Garvi menoleh sekilas lalu menggeleng. Terlihat jelas kalau sedang menghindarinya.
Khawatir mungkin akan merusak mood sang atasan, Ara pun akhirnya mengangguk paham dan tidak berani mengeluarkan suara. Dari pada berujung mengomel kan?
💙💙💙💙
Ara tiba-tiba merasakan lengan kekar merangkul pundaknya saat ia sedang menunggu lift. Saat ia menoleh, ia menemukan Mahesa di sampingnya sedang memasang wajah menyengir, memamerkan deretan giginya.
Sambil mendengus, Ara kemudian berusaha menyingkirkan lengan kekar milik Mahesa dengan sedikit susah payah. Setelah berhasil disingkirkan tapi Mahesa kembali merangkul pundak gadis itu. Hal ini tentu saja membuat Ara berdecak kesal sambil melotot tajam.
"Apaan sih, Mas? Lepasin deh! Berat, anjir, lengan lo. Kayak mikul beras gue rasanya," gerutu Ara kemudian.
Mahesa tertawa renyah. "Lebay lo, kayak pernah aja mikul beras lo."
"Ya namanya perumpamaan nggak harus bener-bener tahu kan?"
Kali ini giliran Mahesa yang mendengus. "Ya kalau lo bisa kasih perumpamaan harusnya tahu lah."
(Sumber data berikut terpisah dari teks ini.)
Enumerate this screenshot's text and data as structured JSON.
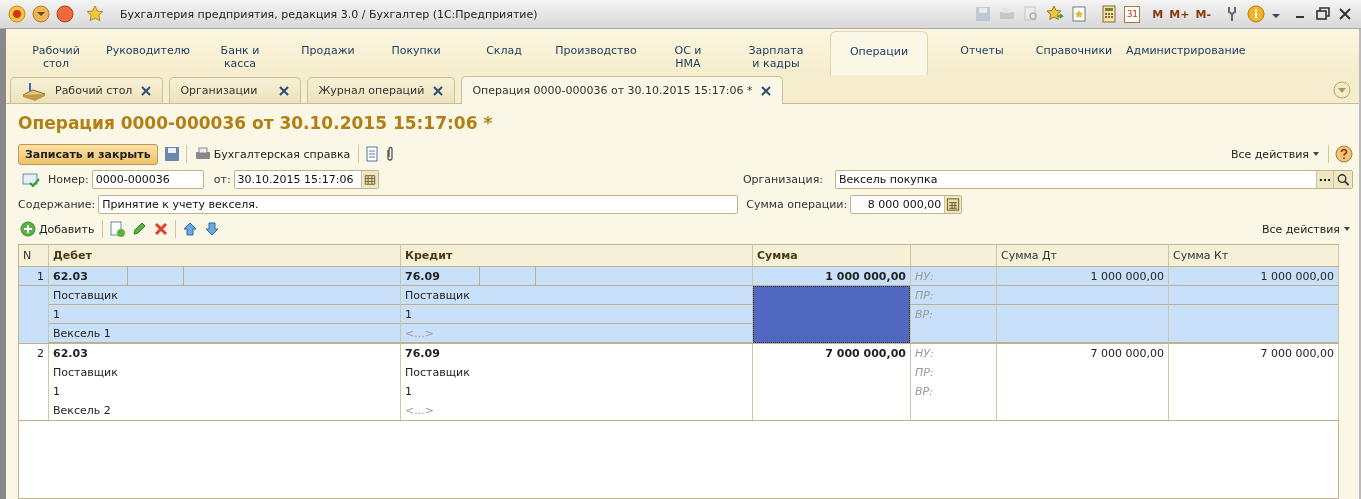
{
  "window": {
    "title": "Бухгалтерия предприятия, редакция 3.0 / Бухгалтер  (1С:Предприятие)",
    "memory_buttons": [
      "M",
      "M+",
      "M-"
    ],
    "calendar_day": "31"
  },
  "sections": [
    {
      "label": "Рабочий\nстол",
      "selected": false
    },
    {
      "label": "Руководителю",
      "selected": false
    },
    {
      "label": "Банк и\nкасса",
      "selected": false
    },
    {
      "label": "Продажи",
      "selected": false
    },
    {
      "label": "Покупки",
      "selected": false
    },
    {
      "label": "Склад",
      "selected": false
    },
    {
      "label": "Производство",
      "selected": false
    },
    {
      "label": "ОС и\nНМА",
      "selected": false
    },
    {
      "label": "Зарплата\nи кадры",
      "selected": false
    },
    {
      "label": "Операции",
      "selected": true
    },
    {
      "label": "Отчеты",
      "selected": false
    },
    {
      "label": "Справочники",
      "selected": false
    },
    {
      "label": "Администрирование",
      "selected": false
    }
  ],
  "tabs": [
    {
      "label": "Рабочий стол",
      "selected": false,
      "kind": "home"
    },
    {
      "label": "Организации",
      "selected": false,
      "kind": "plain"
    },
    {
      "label": "Журнал операций",
      "selected": false,
      "kind": "plain"
    },
    {
      "label": "Операция 0000-000036 от 30.10.2015 15:17:06 *",
      "selected": true,
      "kind": "plain"
    }
  ],
  "form": {
    "title": "Операция 0000-000036 от 30.10.2015 15:17:06 *",
    "save_close": "Записать и закрыть",
    "report": "Бухгалтерская справка",
    "all_actions": "Все действия",
    "number_label": "Номер:",
    "number": "0000-000036",
    "date_label": "от:",
    "date": "30.10.2015 15:17:06",
    "org_label": "Организация:",
    "org": "Вексель покупка",
    "choice_button": "...",
    "content_label": "Содержание:",
    "content": "Принятие к учету векселя.",
    "sum_label": "Сумма операции:",
    "sum": "8 000 000,00"
  },
  "table_toolbar": {
    "add": "Добавить",
    "all_actions": "Все действия"
  },
  "table": {
    "columns": [
      "N",
      "Дебет",
      "Кредит",
      "Сумма",
      "Сумма Дт",
      "Сумма Кт"
    ],
    "rows": [
      {
        "n": "1",
        "selected": true,
        "debit": {
          "account": "62.03",
          "subconto": [
            "Поставщик",
            "1",
            "Вексель 1"
          ]
        },
        "credit": {
          "account": "76.09",
          "subconto": [
            "Поставщик",
            "1",
            "<...>"
          ]
        },
        "sum": "1 000 000,00",
        "labels": [
          "НУ:",
          "ПР:",
          "ВР:"
        ],
        "sum_dt": "1 000 000,00",
        "sum_kt": "1 000 000,00"
      },
      {
        "n": "2",
        "selected": false,
        "debit": {
          "account": "62.03",
          "subconto": [
            "Поставщик",
            "1",
            "Вексель 2"
          ]
        },
        "credit": {
          "account": "76.09",
          "subconto": [
            "Поставщик",
            "1",
            "<...>"
          ]
        },
        "sum": "7 000 000,00",
        "labels": [
          "НУ:",
          "ПР:",
          "ВР:"
        ],
        "sum_dt": "7 000 000,00",
        "sum_kt": "7 000 000,00"
      }
    ]
  }
}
Ara berpikir sebentar lalu diam dan tidak memprotes. Mahesa yang menyadari perubahan ekspresi wajah gadis itu sontak kembali mendengus.
"Mau ke mana sih lo?" tanya Mahesa kemudian.
"Lobi. Ambil Go-Food."
Mahesa menaikkan sebelah alisnya heran. "Tumben jam segini?"
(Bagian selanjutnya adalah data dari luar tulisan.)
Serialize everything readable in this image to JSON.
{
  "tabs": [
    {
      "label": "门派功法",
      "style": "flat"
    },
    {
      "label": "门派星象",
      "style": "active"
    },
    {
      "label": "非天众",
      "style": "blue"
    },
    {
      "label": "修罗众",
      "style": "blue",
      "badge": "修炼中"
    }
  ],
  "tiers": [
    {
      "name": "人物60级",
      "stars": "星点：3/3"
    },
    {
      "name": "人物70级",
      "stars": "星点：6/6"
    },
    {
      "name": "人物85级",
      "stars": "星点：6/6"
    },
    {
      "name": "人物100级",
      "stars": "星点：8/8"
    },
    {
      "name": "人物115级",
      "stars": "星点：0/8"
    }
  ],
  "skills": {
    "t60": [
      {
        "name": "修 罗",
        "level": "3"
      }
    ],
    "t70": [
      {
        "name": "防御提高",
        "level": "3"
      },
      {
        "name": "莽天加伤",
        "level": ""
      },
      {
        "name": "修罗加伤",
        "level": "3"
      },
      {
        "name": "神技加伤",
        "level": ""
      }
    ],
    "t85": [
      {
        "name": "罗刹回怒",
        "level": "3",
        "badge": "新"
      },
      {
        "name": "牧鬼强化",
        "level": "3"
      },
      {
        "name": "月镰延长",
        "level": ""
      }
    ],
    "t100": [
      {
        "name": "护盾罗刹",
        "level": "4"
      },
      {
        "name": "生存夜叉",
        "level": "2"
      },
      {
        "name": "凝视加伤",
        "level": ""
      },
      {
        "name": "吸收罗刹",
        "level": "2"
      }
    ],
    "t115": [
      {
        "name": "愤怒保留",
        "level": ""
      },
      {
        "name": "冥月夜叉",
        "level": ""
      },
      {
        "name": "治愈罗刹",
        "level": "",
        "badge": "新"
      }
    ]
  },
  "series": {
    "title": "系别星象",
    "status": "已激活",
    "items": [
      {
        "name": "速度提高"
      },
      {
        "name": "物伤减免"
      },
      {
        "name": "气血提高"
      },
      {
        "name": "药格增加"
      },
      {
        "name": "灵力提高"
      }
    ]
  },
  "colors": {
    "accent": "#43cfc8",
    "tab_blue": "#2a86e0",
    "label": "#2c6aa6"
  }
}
"Buat gue, bukan buat Pak Garvi. Laper gue, Mas."
Mahesa ber'oh'ria sambil manggut-manggut paham. "Beli apaan lo emang?"
"Dih, kepo, rahasia lah. Ntar lo minta lagi."
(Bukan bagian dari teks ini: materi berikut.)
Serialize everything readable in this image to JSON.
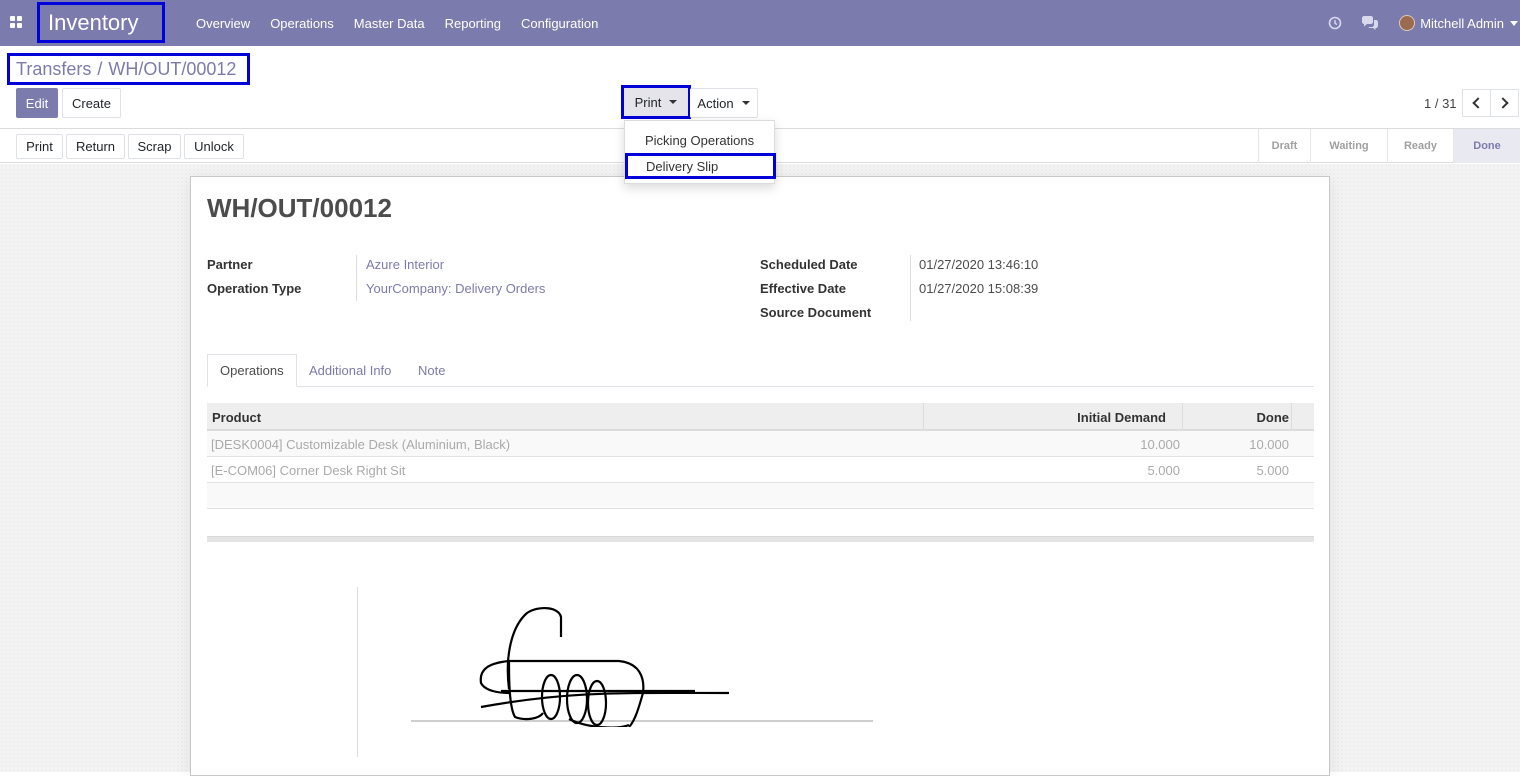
{
  "navbar": {
    "app_title": "Inventory",
    "menu": [
      "Overview",
      "Operations",
      "Master Data",
      "Reporting",
      "Configuration"
    ],
    "user": "Mitchell Admin"
  },
  "control_panel": {
    "breadcrumb": {
      "parent": "Transfers",
      "separator": "/",
      "current": "WH/OUT/00012"
    },
    "edit_label": "Edit",
    "create_label": "Create",
    "print_label": "Print",
    "action_label": "Action",
    "pager": "1 / 31"
  },
  "print_dropdown": {
    "items": [
      "Picking Operations",
      "Delivery Slip"
    ],
    "selected": "Delivery Slip"
  },
  "statusbar": {
    "buttons": [
      "Print",
      "Return",
      "Scrap",
      "Unlock"
    ],
    "stages": [
      "Draft",
      "Waiting",
      "Ready",
      "Done"
    ],
    "active_stage": "Done"
  },
  "record": {
    "title": "WH/OUT/00012",
    "fields_left": [
      {
        "label": "Partner",
        "value": "Azure Interior"
      },
      {
        "label": "Operation Type",
        "value": "YourCompany: Delivery Orders"
      }
    ],
    "fields_right": [
      {
        "label": "Scheduled Date",
        "value": "01/27/2020 13:46:10"
      },
      {
        "label": "Effective Date",
        "value": "01/27/2020 15:08:39"
      },
      {
        "label": "Source Document",
        "value": ""
      }
    ],
    "tabs": [
      "Operations",
      "Additional Info",
      "Note"
    ],
    "active_tab": "Operations",
    "table": {
      "columns": [
        "Product",
        "Initial Demand",
        "Done"
      ],
      "rows": [
        {
          "product": "[DESK0004] Customizable Desk (Aluminium, Black)",
          "initial_demand": "10.000",
          "done": "10.000"
        },
        {
          "product": "[E-COM06] Corner Desk Right Sit",
          "initial_demand": "5.000",
          "done": "5.000"
        }
      ]
    }
  },
  "colors": {
    "brand": "#7c7bad",
    "highlight_box": "#0000d8"
  },
  "icons": [
    "apps-icon",
    "clock-icon",
    "chat-icon",
    "chevron-left-icon",
    "chevron-right-icon"
  ]
}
"Najis, pelit banget buset, makanya lo nggak tinggi-tinggi. Pelit sih," ejek Mahesa, "gue juga mau turun ke bawah buat ambil orderan kopi gue nih. Nggak bakalan gue kasih lo."
Ara langsung memutar kedua bola matanya lalu masuk ke dalam lift. "Dih, siapa juga yang mau minta. Gue mah punya asam lambung, Mas, nggak bisa minum begituan."
Mahesa kemudian ikut masuk ke dalam. "Dih, dasar lemah," balasnya dengan nada meledek.
"Nyebelin lo!" Ara melotot kesal.
Sedang Mahesa terbahak puas setelahnya. "Btw, gimana hubungan lo sama si Dika?" Ia mengusap dagunya dramatis, "eh, lo jadinya milih Pak Garvi atau si Dika sih?" sambungnya kemudian.
"Apaan sih, Mas? Kok malah makin ngaco pertanyaannya?"
"Enggak ngaco, ini gue beneran nanya, soalnya Dika sendiri udah ngaku terang-terangan naksir lo. Lo-nya sendiri gimana?"
Ara langsung bengong. Hah? Adik sang bos naksir dirinya? Apakah ia tidak sedang salah dengar?